Do the same laws of physics hold in two different locations that are infinitely far away from each other? Another way of asking the question:
Suppose there are two locations A and B, and the distance between A and B is infinite. Suppose there are two observers, one at each location, and finally assume that initially the laws of physics are the same in both locations.
If the laws of physics suddenly changed at location A s.t observer A is able to get different results when conducting the same experiments as observer B, would observer B eventually detect a change in the laws of physics at his location? My initial impression would be no, because I assume that any changes to reality at location A would never "reach" location B, but I could be wrong.
 A: I am afraid your questions is more or less meaningless, for several reasons:
(a) two locations cannot be an infinite distance apart. Even in an infinite universe, the distance between any two given locations must be finite.
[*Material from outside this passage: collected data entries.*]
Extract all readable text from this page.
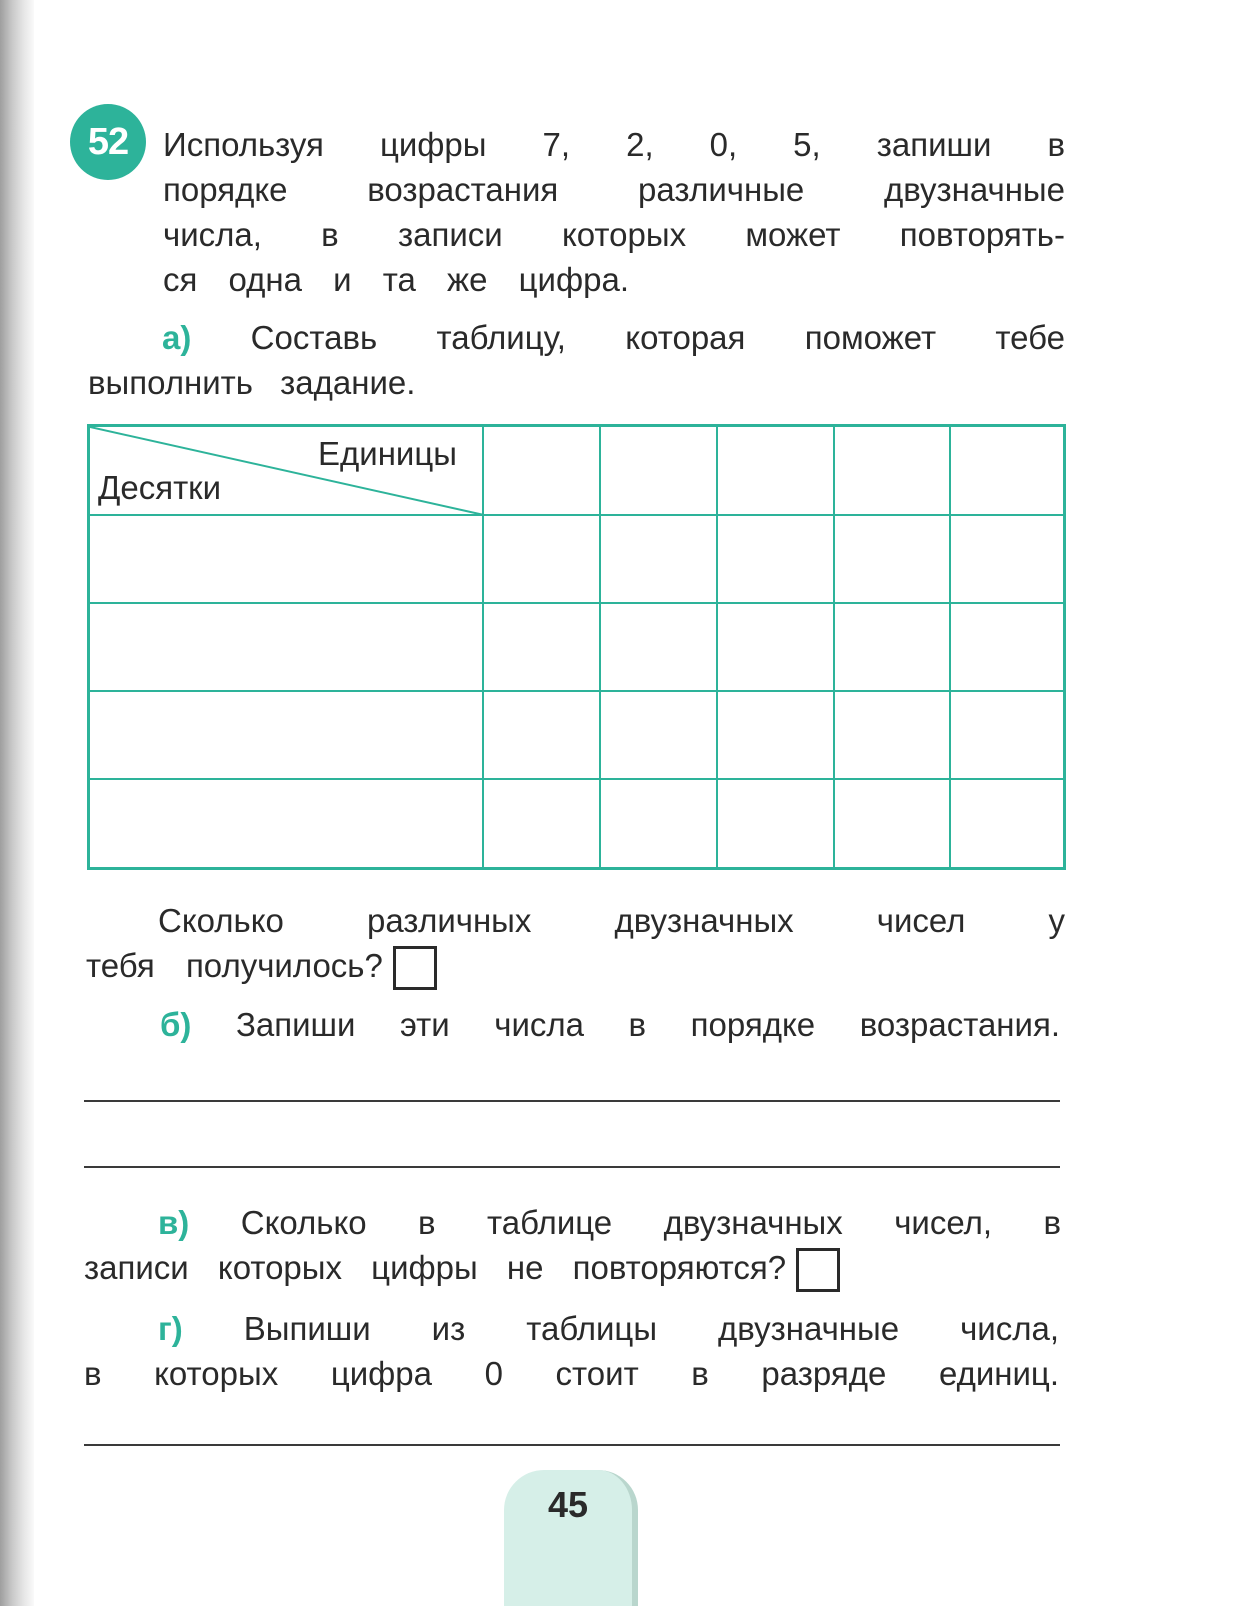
52 Используя цифры 7, 2, 0, 5, запиши в
порядке возрастания различные двузначные
числа, в записи которых может повторять-
ся одна и та же цифра.
а) Составь таблицу, которая поможет тебе
выполнить задание.
Единицы
Десятки
Сколько различных двузначных чисел у
тебя получилось?
б) Запиши эти числа в порядке возрастания.
в) Сколько в таблице двузначных чисел, в
записи которых цифры не повторяются?
г) Выпиши из таблицы двузначные числа,
в которых цифра 0 стоит в разряде единиц.
45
The term "infinite universe" simply means that there is no upper bound on the set of finite distances between locations in that universe.
(b) we have never observed a change in the fundamental laws of physics (although our understanding of them has changed over time). So we have no idea how such a change might propagate through space. Maybe its propagation would be limited by the speed of light - but on the other hand that is one of the fundamental laws of physics that might change ...
(c) as pointed out in the comments, even if we did observe an apparent change in one of the laws of physics, then we would simply say that our understanding of that law had been incomplete, and we would seek to incorporate the new observational data into a wider, more general law. For example, if we found that gravity acts differently from how we expect when we look at very large or very small scales (and this is an active area of research right now) then we would have to modify general relativity to accommodate that new data. So, almost by definition, the fundamental laws of physics cannot change because if they did they would not be laws.
(d) our observational data about the universe is limited by the size of the observable universe. We have no way of ever knowing what the universe is like far outside of this region (or even whether the universe is or is not infinite in extent). The best we can do is assume that the region of the universe that we can observe is representative of the whole, and the same laws of physics apply everywhere in the universe - since even if they did not, it is not clear how that could possibly affect us.
A: Here is another way to think of this.
We look out into deep space with our telescopes, make observations, and then ask ourselves if the fundamental constants of nature that we measure here on earth are the same on opposite sides of the observable universe, as represented by what our telescopes can tell us.
Note however that there was a time in the distant past when points on opposite sides of the observable universe were practically on top of one another: during the big bang. Our question then becomes: during the big bang, did the fundamental constants of nature vary from point to point on vanishing small distance scales, so that when the universe gets expanded out to its present size over 13 billion years, different regions of the universe far apart from one another possess different values of those constants?
The best models developed so far to describe the overall characteristics of the observable universe at its current age in terms of what went on during the big bang succeed in getting the picture right with no assumptions that the constants of nature were different in different regions of the big bang while it was happening. This argues against the hypothesis that different regions of our universe today have different values of the fundamental constants, or different types of physics altogether.
A: It is impossible to give an authoritative answer to your hypothetical question, since without knowing what changes occurred to the laws of physics at A, and why those changes occurred, how could we know their consequences?